Tra le tele del G. rimaste ricordiamo il S. Nicola da Tolentino, nella chiesa di S. Agostino, di controversa datazione (Siracusano, 1986, p. 181, lo assegna al 1687 circa; mentre Barbera lo riporta al 1707-08); il S. Agostino vescovo, stilisticamente vicino al precedente, nel convento della stessa chiesa; l'Estasi di s. Francesco, degli ultimi anni del Seicento, nella chiesa di S. Maria degli Angeli; la Madonna del latte e i Ss. Gaetano e Andrea Avellino, del 1713-15, nella cattedrale; S. Antonio e la Vergine, del secondo decennio del Settecento, conservato nel Museo diocesano di Palermo. Alla Galleria regionale della Sicilia di Palazzo Abatellis sono conservati, con dubbia attribuzione al G., tre affreschi riportati su tela, provenienti dal monastero della Concezione, raffiguranti la Veronica, S. Giovanni e l'Addolorata (inv. 168, 484 e 487). Il bozzetto su tavola con S. Chiara che abbraccia Gesù Bambino per la chiesa di S. Maria degli Angeli, databile verso la seconda metà degli anni Ottanta (inv. 682), e l'olio su tela S. Oliva (inv. 645), a mezza figura provengono dalla collezione di Agostino Gallo.

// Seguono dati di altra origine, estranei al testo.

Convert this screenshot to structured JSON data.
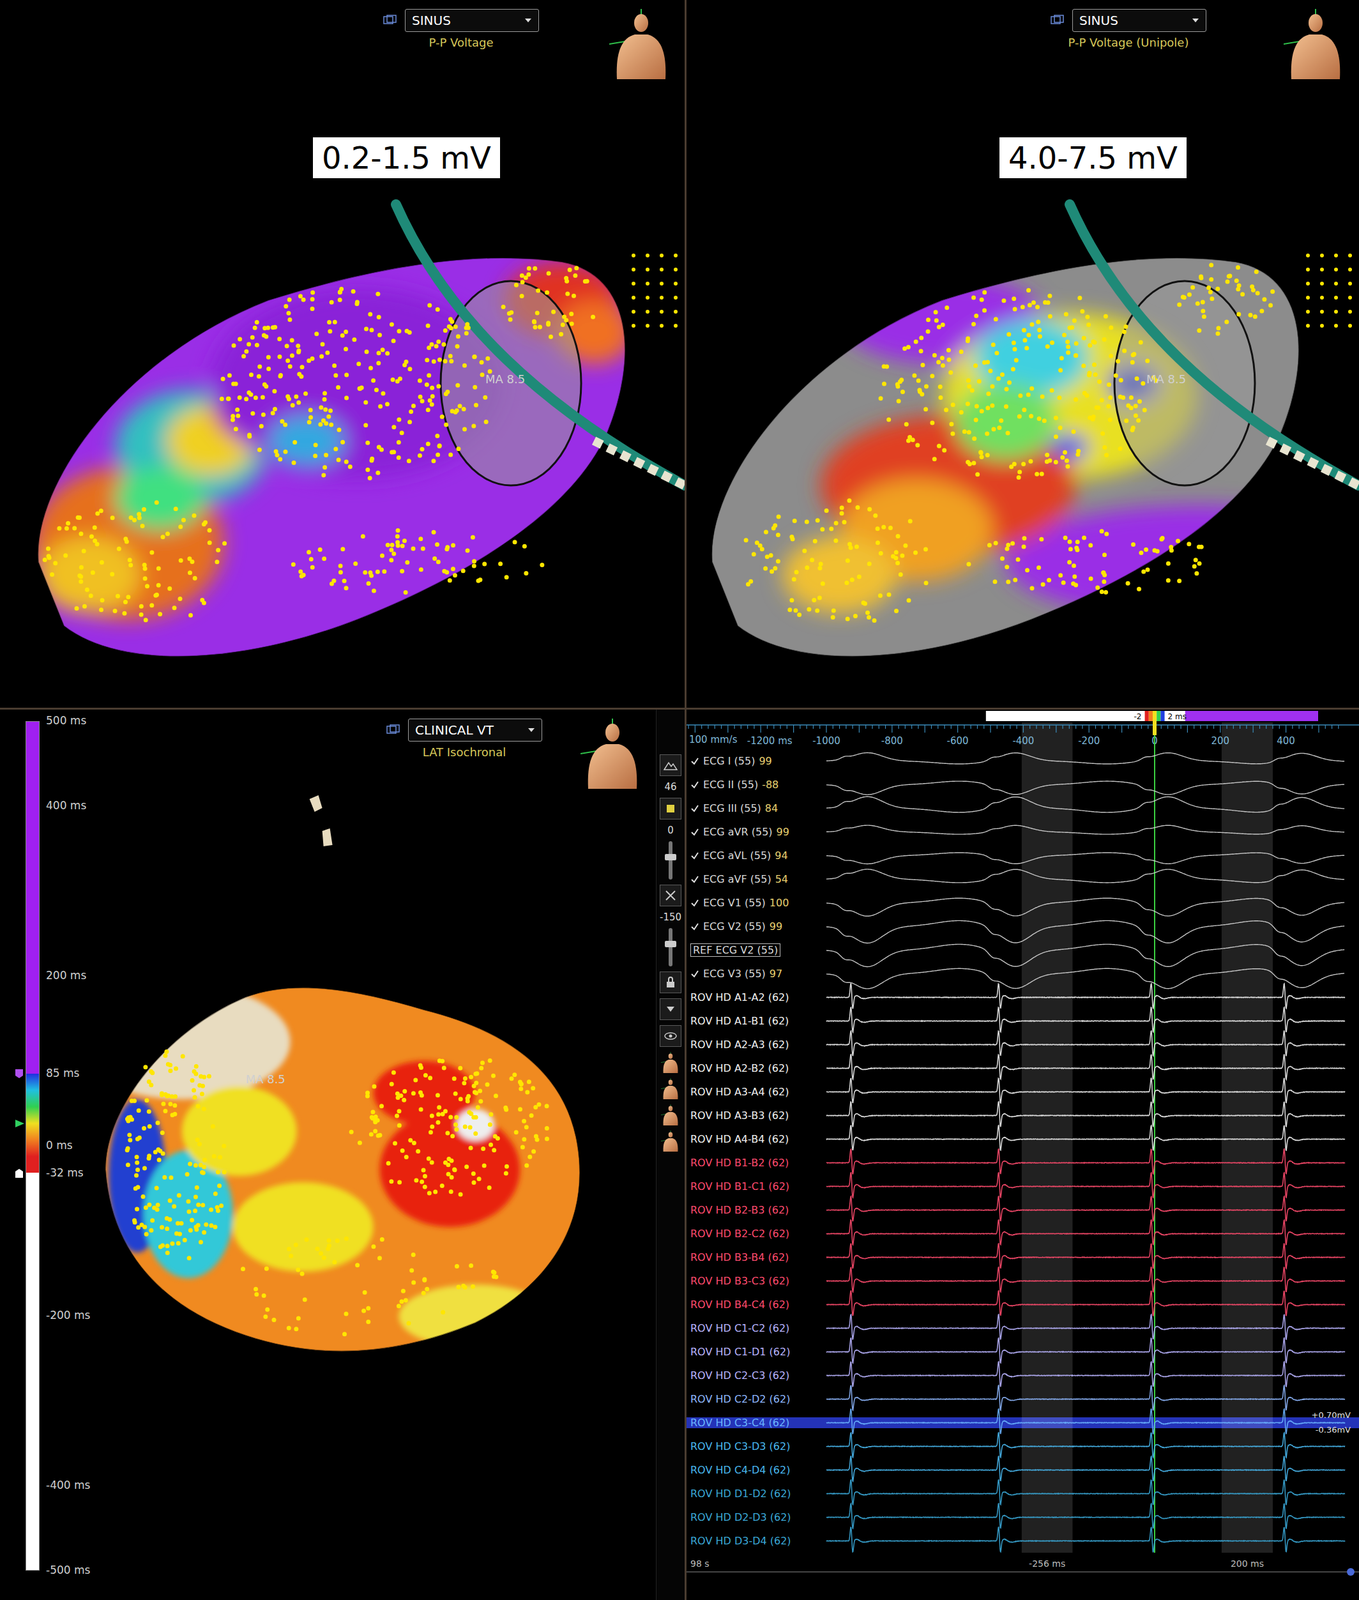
{
  "voltage_maps": [
    {
      "view": "SINUS",
      "map_type": "P-P Voltage",
      "range_label": "0.2-1.5 mV",
      "annotation": "MA 8.5",
      "style": "bipolar"
    },
    {
      "view": "SINUS",
      "map_type": "P-P Voltage (Unipole)",
      "range_label": "4.0-7.5 mV",
      "annotation": "MA 8.5",
      "style": "unipolar"
    }
  ],
  "lat_map": {
    "view": "CLINICAL VT",
    "map_type": "LAT Isochronal",
    "annotation": "MA 8.5",
    "scale": {
      "max": 500,
      "min": -500,
      "window_high": 85,
      "window_low": -32,
      "ticks": [
        {
          "label": "500 ms",
          "value": 500
        },
        {
          "label": "400 ms",
          "value": 400
        },
        {
          "label": "200 ms",
          "value": 200
        },
        {
          "label": "85 ms",
          "value": 85
        },
        {
          "label": "0 ms",
          "value": 0
        },
        {
          "label": "-32 ms",
          "value": -32
        },
        {
          "label": "-200 ms",
          "value": -200
        },
        {
          "label": "-400 ms",
          "value": -400
        },
        {
          "label": "-500 ms",
          "value": -500
        }
      ]
    },
    "toolbar": {
      "point_count": "46",
      "upper_slider": "0",
      "lower_slider": "-150"
    }
  },
  "tracing": {
    "speed": "100 mm/s",
    "ruler": [
      {
        "label": "-1200 ms",
        "value": -1200
      },
      {
        "label": "-1000",
        "value": -1000
      },
      {
        "label": "-800",
        "value": -800
      },
      {
        "label": "-600",
        "value": -600
      },
      {
        "label": "-400",
        "value": -400
      },
      {
        "label": "-200",
        "value": -200
      },
      {
        "label": "0",
        "value": 0
      },
      {
        "label": "200",
        "value": 200
      },
      {
        "label": "400",
        "value": 400
      }
    ],
    "window_indicator": {
      "low": "-2",
      "high": "2 ms"
    },
    "beats": [
      -925,
      -475,
      -10,
      395
    ],
    "windows": [
      {
        "label": "-256 ms",
        "start": -405,
        "end": -250
      },
      {
        "label": "200 ms",
        "start": 204,
        "end": 360
      }
    ],
    "time": "98 s",
    "amplitude": {
      "upper": "+0.70mV",
      "lower": "-0.36mV"
    },
    "channels": [
      {
        "kind": "ecg",
        "label": "ECG I (55)",
        "value": "99",
        "checked": true,
        "polarity": 0.5,
        "color": "#d8d8d8",
        "selected": false
      },
      {
        "kind": "ecg",
        "label": "ECG II (55)",
        "value": "-88",
        "checked": true,
        "polarity": -0.6,
        "color": "#d8d8d8",
        "selected": false
      },
      {
        "kind": "ecg",
        "label": "ECG III (55)",
        "value": "84",
        "checked": true,
        "polarity": 0.7,
        "color": "#d8d8d8",
        "selected": false
      },
      {
        "kind": "ecg",
        "label": "ECG aVR (55)",
        "value": "99",
        "checked": true,
        "polarity": 0.4,
        "color": "#d8d8d8",
        "selected": false
      },
      {
        "kind": "ecg",
        "label": "ECG aVL (55)",
        "value": "94",
        "checked": true,
        "polarity": -0.5,
        "color": "#d8d8d8",
        "selected": false
      },
      {
        "kind": "ecg",
        "label": "ECG aVF (55)",
        "value": "54",
        "checked": true,
        "polarity": 0.6,
        "color": "#d8d8d8",
        "selected": false
      },
      {
        "kind": "ecg",
        "label": "ECG V1 (55)",
        "value": "100",
        "checked": true,
        "polarity": -0.8,
        "color": "#d8d8d8",
        "selected": false
      },
      {
        "kind": "ecg",
        "label": "ECG V2 (55)",
        "value": "99",
        "checked": true,
        "polarity": -1,
        "color": "#d8d8d8",
        "selected": false
      },
      {
        "kind": "ref",
        "label": "REF ECG V2 (55)",
        "value": "",
        "checked": false,
        "polarity": -1,
        "color": "#d8d8d8",
        "selected": false
      },
      {
        "kind": "ecg",
        "label": "ECG V3 (55)",
        "value": "97",
        "checked": true,
        "polarity": -0.9,
        "color": "#d8d8d8",
        "selected": false
      },
      {
        "kind": "rov",
        "label": "ROV HD A1-A2 (62)",
        "color": "#f0f0f0",
        "selected": false
      },
      {
        "kind": "rov",
        "label": "ROV HD A1-B1 (62)",
        "color": "#f0f0f0",
        "selected": false
      },
      {
        "kind": "rov",
        "label": "ROV HD A2-A3 (62)",
        "color": "#f0f0f0",
        "selected": false
      },
      {
        "kind": "rov",
        "label": "ROV HD A2-B2 (62)",
        "color": "#f0f0f0",
        "selected": false
      },
      {
        "kind": "rov",
        "label": "ROV HD A3-A4 (62)",
        "color": "#f0f0f0",
        "selected": false
      },
      {
        "kind": "rov",
        "label": "ROV HD A3-B3 (62)",
        "color": "#f0f0f0",
        "selected": false
      },
      {
        "kind": "rov",
        "label": "ROV HD A4-B4 (62)",
        "color": "#f0f0f0",
        "selected": false
      },
      {
        "kind": "rov",
        "label": "ROV HD B1-B2 (62)",
        "color": "#ff4b6e",
        "selected": false
      },
      {
        "kind": "rov",
        "label": "ROV HD B1-C1 (62)",
        "color": "#ff4b6e",
        "selected": false
      },
      {
        "kind": "rov",
        "label": "ROV HD B2-B3 (62)",
        "color": "#ff4b6e",
        "selected": false
      },
      {
        "kind": "rov",
        "label": "ROV HD B2-C2 (62)",
        "color": "#ff4b6e",
        "selected": false
      },
      {
        "kind": "rov",
        "label": "ROV HD B3-B4 (62)",
        "color": "#ff4b6e",
        "selected": false
      },
      {
        "kind": "rov",
        "label": "ROV HD B3-C3 (62)",
        "color": "#ff4b6e",
        "selected": false
      },
      {
        "kind": "rov",
        "label": "ROV HD B4-C4 (62)",
        "color": "#ff4b6e",
        "selected": false
      },
      {
        "kind": "rov",
        "label": "ROV HD C1-C2 (62)",
        "color": "#b9b4ff",
        "selected": false
      },
      {
        "kind": "rov",
        "label": "ROV HD C1-D1 (62)",
        "color": "#b9b4ff",
        "selected": false
      },
      {
        "kind": "rov",
        "label": "ROV HD C2-C3 (62)",
        "color": "#b9b4ff",
        "selected": false
      },
      {
        "kind": "rov",
        "label": "ROV HD C2-D2 (62)",
        "color": "#8fb8ff",
        "selected": false
      },
      {
        "kind": "rov",
        "label": "ROV HD C3-C4 (62)",
        "color": "#6ab4ff",
        "selected": true
      },
      {
        "kind": "rov",
        "label": "ROV HD C3-D3 (62)",
        "color": "#49b8f0",
        "selected": false
      },
      {
        "kind": "rov",
        "label": "ROV HD C4-D4 (62)",
        "color": "#49b8f0",
        "selected": false
      },
      {
        "kind": "rov",
        "label": "ROV HD D1-D2 (62)",
        "color": "#3aa8d8",
        "selected": false
      },
      {
        "kind": "rov",
        "label": "ROV HD D2-D3 (62)",
        "color": "#3aa8d8",
        "selected": false
      },
      {
        "kind": "rov",
        "label": "ROV HD D3-D4 (62)",
        "color": "#3aa8d8",
        "selected": false
      }
    ]
  }
}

Fonti e Bibl.: M.G. Paolini, A. G., Palermo 1974; Id., in IX mostra di opere d'arte restaurate, Palermo 1974, pp. 159 s.; D. Malignaggi, L'effimero barocco negli studi, rilievi e progetti di Giacomo Amato conservati nella Galleria regionale di Sicilia, in Boll. dei beni culturali e ambientali di Sicilia, II (1981), 3-4, pp. 32, 34, 37 s.; M.G. Paolini, Aggiunte al G. e altre precisazioni sulla pittura palermitana tra Sei e Settecento, in Scritti in onore di Ottavio Morisani, Catania 1982, pp. 309-360; Id., in XII catalogo di opere d'arte restaurate (1978-81), Palermo 1984, pp. 187-189; D. Malignaggi, Le arti figurative del Settecento in Sicilia, in La Sicilia nel Settecento, II, Messina 1986, pp. 714, 716 s., 722, 724; C. Siracusano, La pittura del Settecento in Sicilia, Roma 1986, pp. 180-190 e ad indicem (con bibl.); Id., La pittura del Settecento in Sicilia, in La pittura in Italia. Il Settecento, II, Milano 1989, pp. 518-520; E. De Castro, I luoghi del Novelli, Palermo s.d. (ma 1990), p. 35; Pietro Novelli e il suo ambiente (catal.), Palermo 1990, p. 324; M. Guttilla, Esotismo, culto liturgico e leggenda. La tradizione figurativa dell'adorazione dei magi nel Settecento, in In epiphania Domini. L'adorazione dei magi nell'arte siciliana, (catal.), a cura di M.C. Di Natale - V. Abbate, Palermo 1992, p. 105; G. Barbera, in XV catalogo di opere d'arte restaurate (1986-1990), Palermo 1994, pp. 123-126; F. Mineo, in L. Sarullo, Diz. degli artisti siciliani, a cura di M.A. Spadaro, II, Palermo 1994, pp. 241 s.; D. Malignaggi, in Maestri del disegno nelle collezioni di Palazzo Abatellis (catal.), a cura di V. Abbate, Palermo 1995, pp. 244 s.; M. Giuffré, Architettura e decorazione negli oratori serpottiani, in Giacomo Serpotta. Architettura e apparati decorativi settecenteschi a Palermo (catal., Parigi), a cura di L. Foderà, Palermo 1996, pp. 30, 32, 37; P. Palazzotto, Gli oratori di Palermo, Palermo 1999, pp. 43, 51, 82, 124, 207, 223; U. Thieme - F. Becker, Künstlerlexikon, XIV, p. 518.